Review: About Elly (aka Darbareye Elly)


In the midst of a jocular college reunion, the young, beautiful and mysterious guest Elly (Taraneh Alidousti) disappears without a trace. In the wake of her disappearance, her true story emerges to the shame and humiliation of all concerned.

About EllyThe setting is the shore of the Caspian sea, where three couples, their three children and the unmarried Elly and her blind date — the recently-divorced Ahmad — have traveled for a carefree weekend. As the group arrives laughing and singing, in their BMW, we know this bunch is having far too much fun.

Sepideh (Golshifteh Farahani) has invited Elly, who is their child’s school teacher. This innocent match-making must be covered up with a lie early in the story; the group explains to the woman renting out the beach cottage that Elly and Ahmad are actually newlyweds. As it turns out, their reservation has been lost and group ends up in a dirty, collapsing ruin of a house on the beach. The descent has begun, as the noise of the crashing of the Caspian waves relentlessly creeps through the broken windows.

This film is compared to Michelangelo Antonioni’s “L’Avventura,” which also involves a woman’s disappearance that leads to guilty skullduggery. Perhaps a better reference would be a story with the tone of Peter Weir’s “Picnic at Hanging Rock” and the introduction of Eli Roth’s “Cabin Fever.” The problem is that the Eli Roth intro is much too long and Peter Weir backstretch is much too short. Plus, the film, overall, lacks the percussive, threatening soundtrack that is a big part in making “Picnic” the terrifying ordeal it is.

Written and directed by Asghar Farhadi, this is his fourth film, following immediately on the heels of his smash success “A Separation.” Farhadi, who won the Berlin Silver Bear for Best Director for the film, co-wrote the original story with Azad Jafarian. In place of a musical or percussive soundtrack, the waves of the Caspian form the background as the events unfold. The unceasing waves, contrasted with the playing children, form an eerie background to the dissemblance of the truth which takes over the hearts and souls of the seven adults accompanying Elly.

As the lies multiply and reverberate through the group, a final unfortunate victim arrives just in time to take part in the final horrific outcome of deceit. As Farhadi peels back the layers of subterfuge like Hitchcock, the story emerges like a skin-eating fungus. When the police come to investigate, it turns out that nobody, not even Sepideh, knows Elly’s last name. Floating from scene to scene, she appears as much a nun in her habit, or a ghost, as a Muslim woman.
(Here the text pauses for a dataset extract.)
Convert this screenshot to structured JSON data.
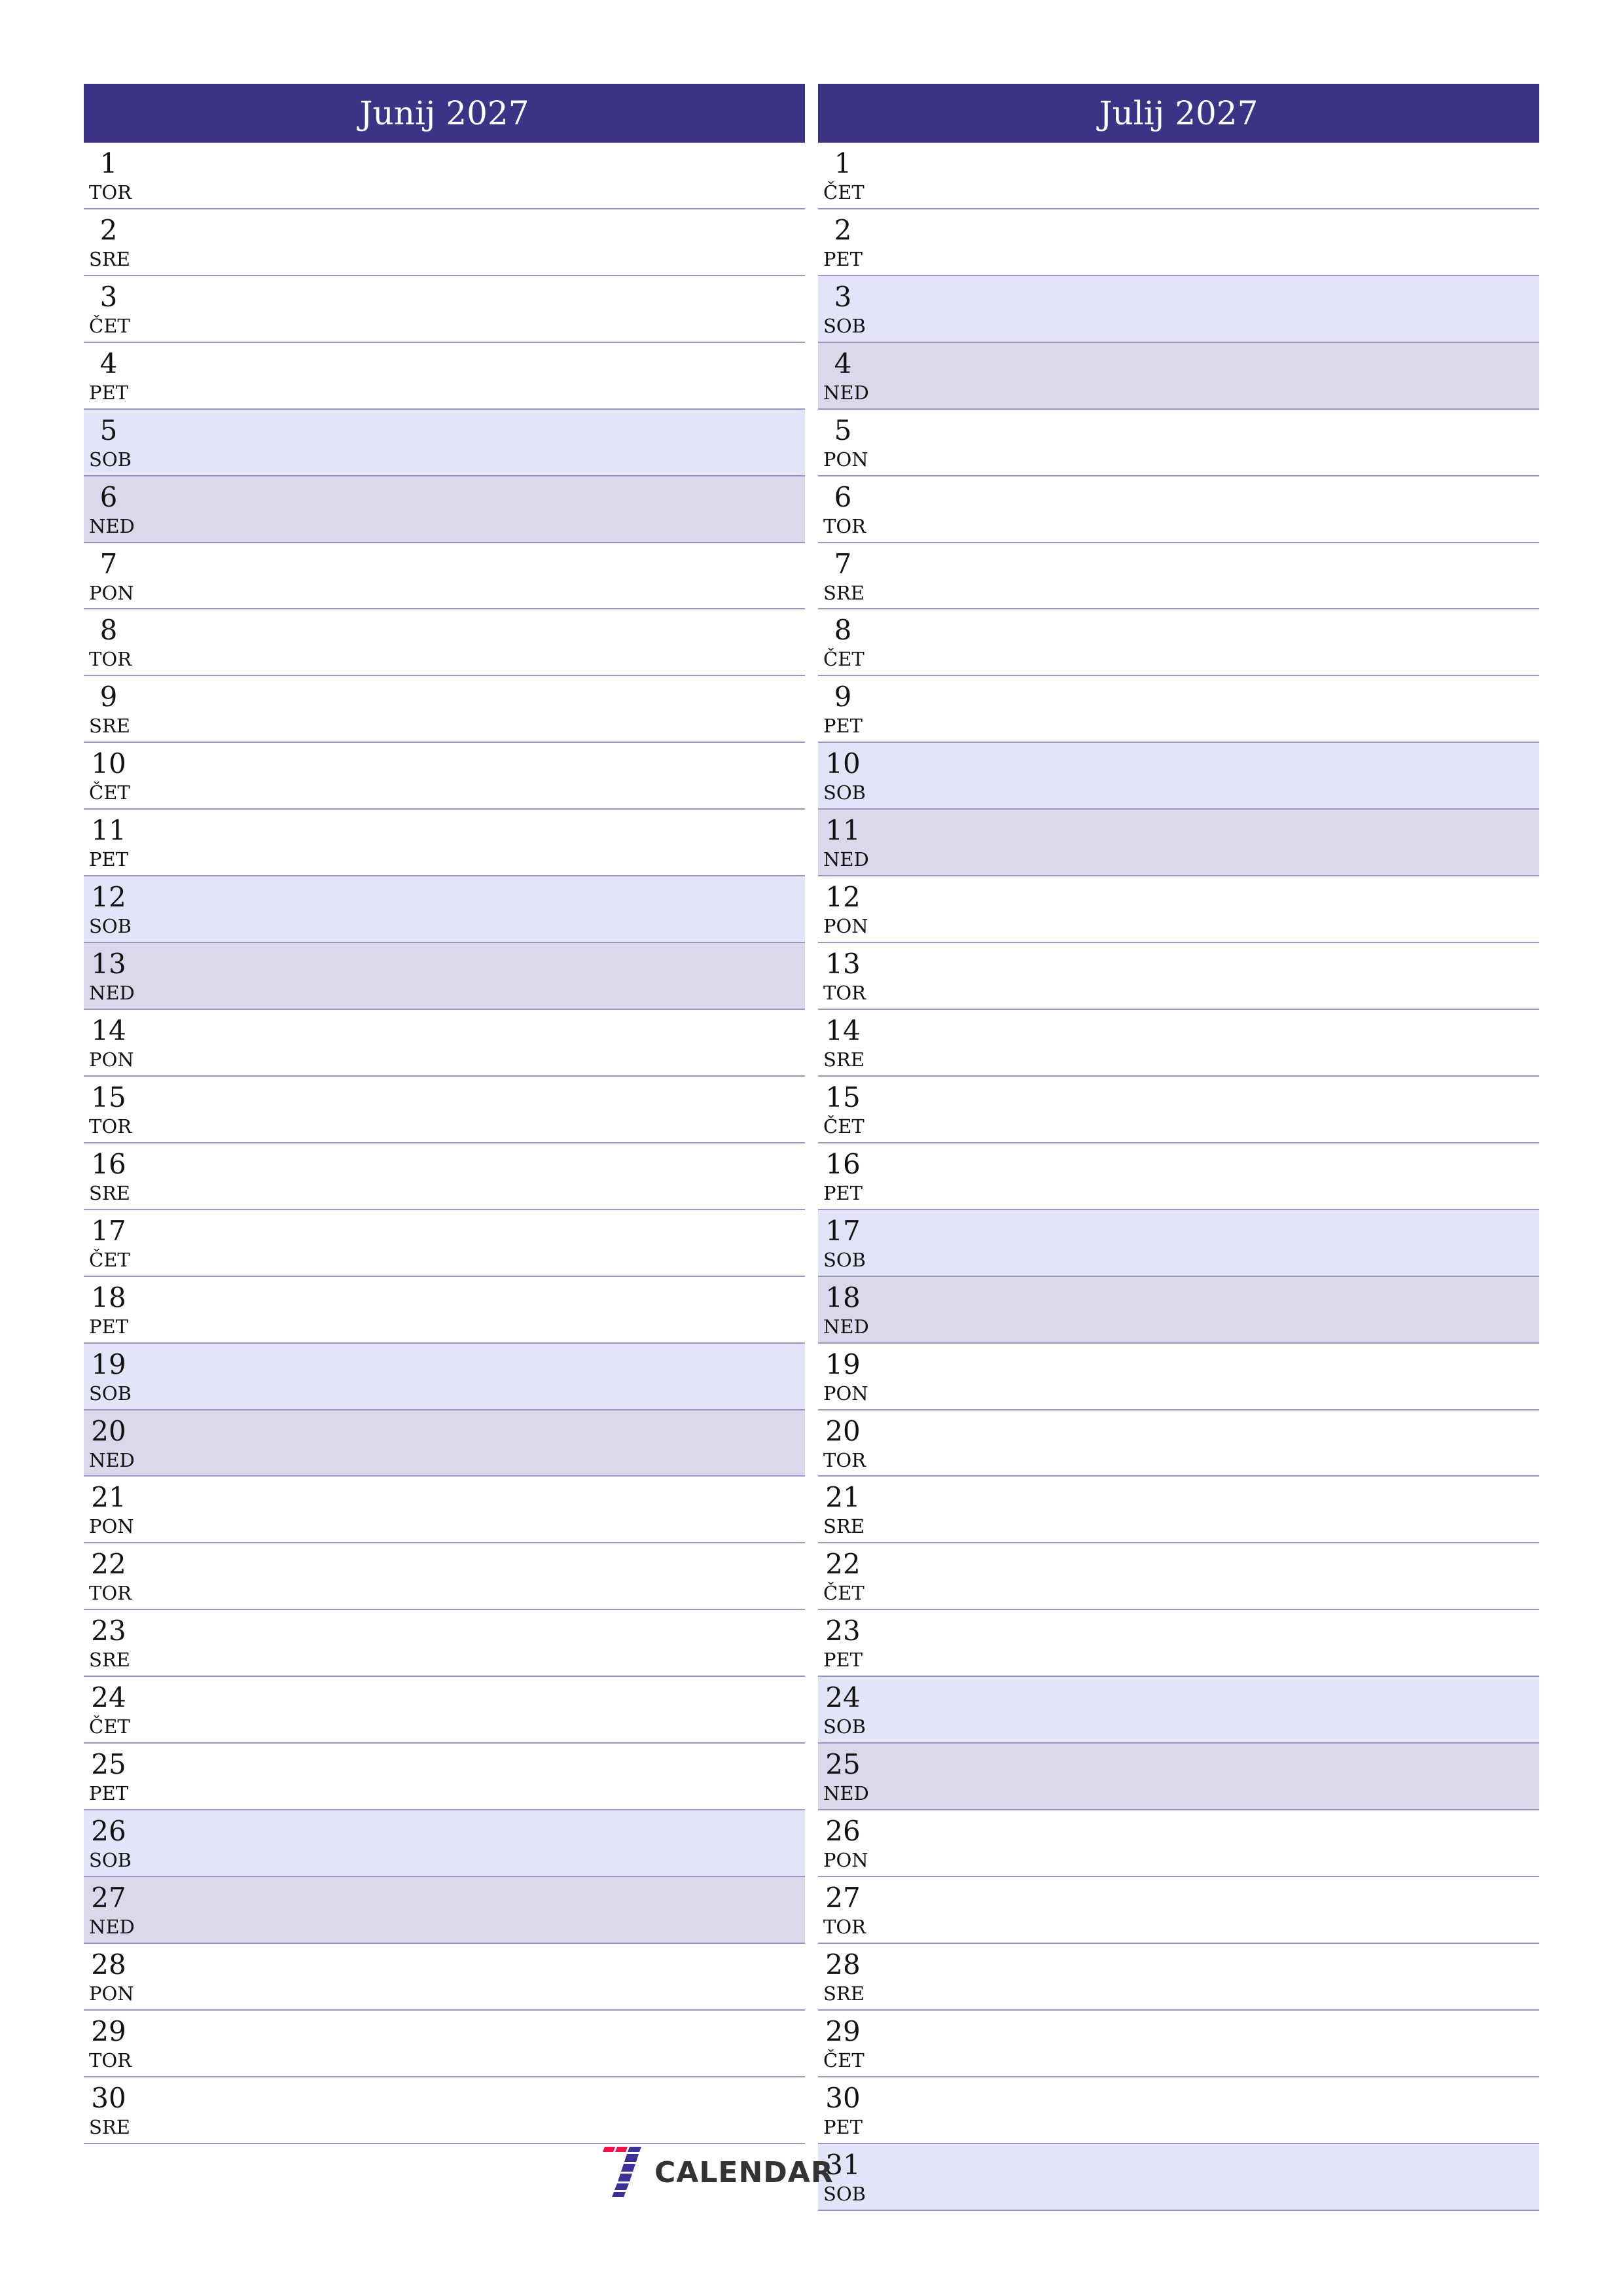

Too much of her is covered, as if she is in another world. The decrepit beach house is her mausoleum and her hosts her mourners.

In the end, the only people telling the truth are the children and they know very little. In the closing scene of the film, the BMW is trapped up to the wheel wells in the sand as the group frantically pushes and shoves and the tide of the Caspian slowly licks at the rear bumper.

This is a sincere film but, in the end, one that lacks the plot to fill the run time.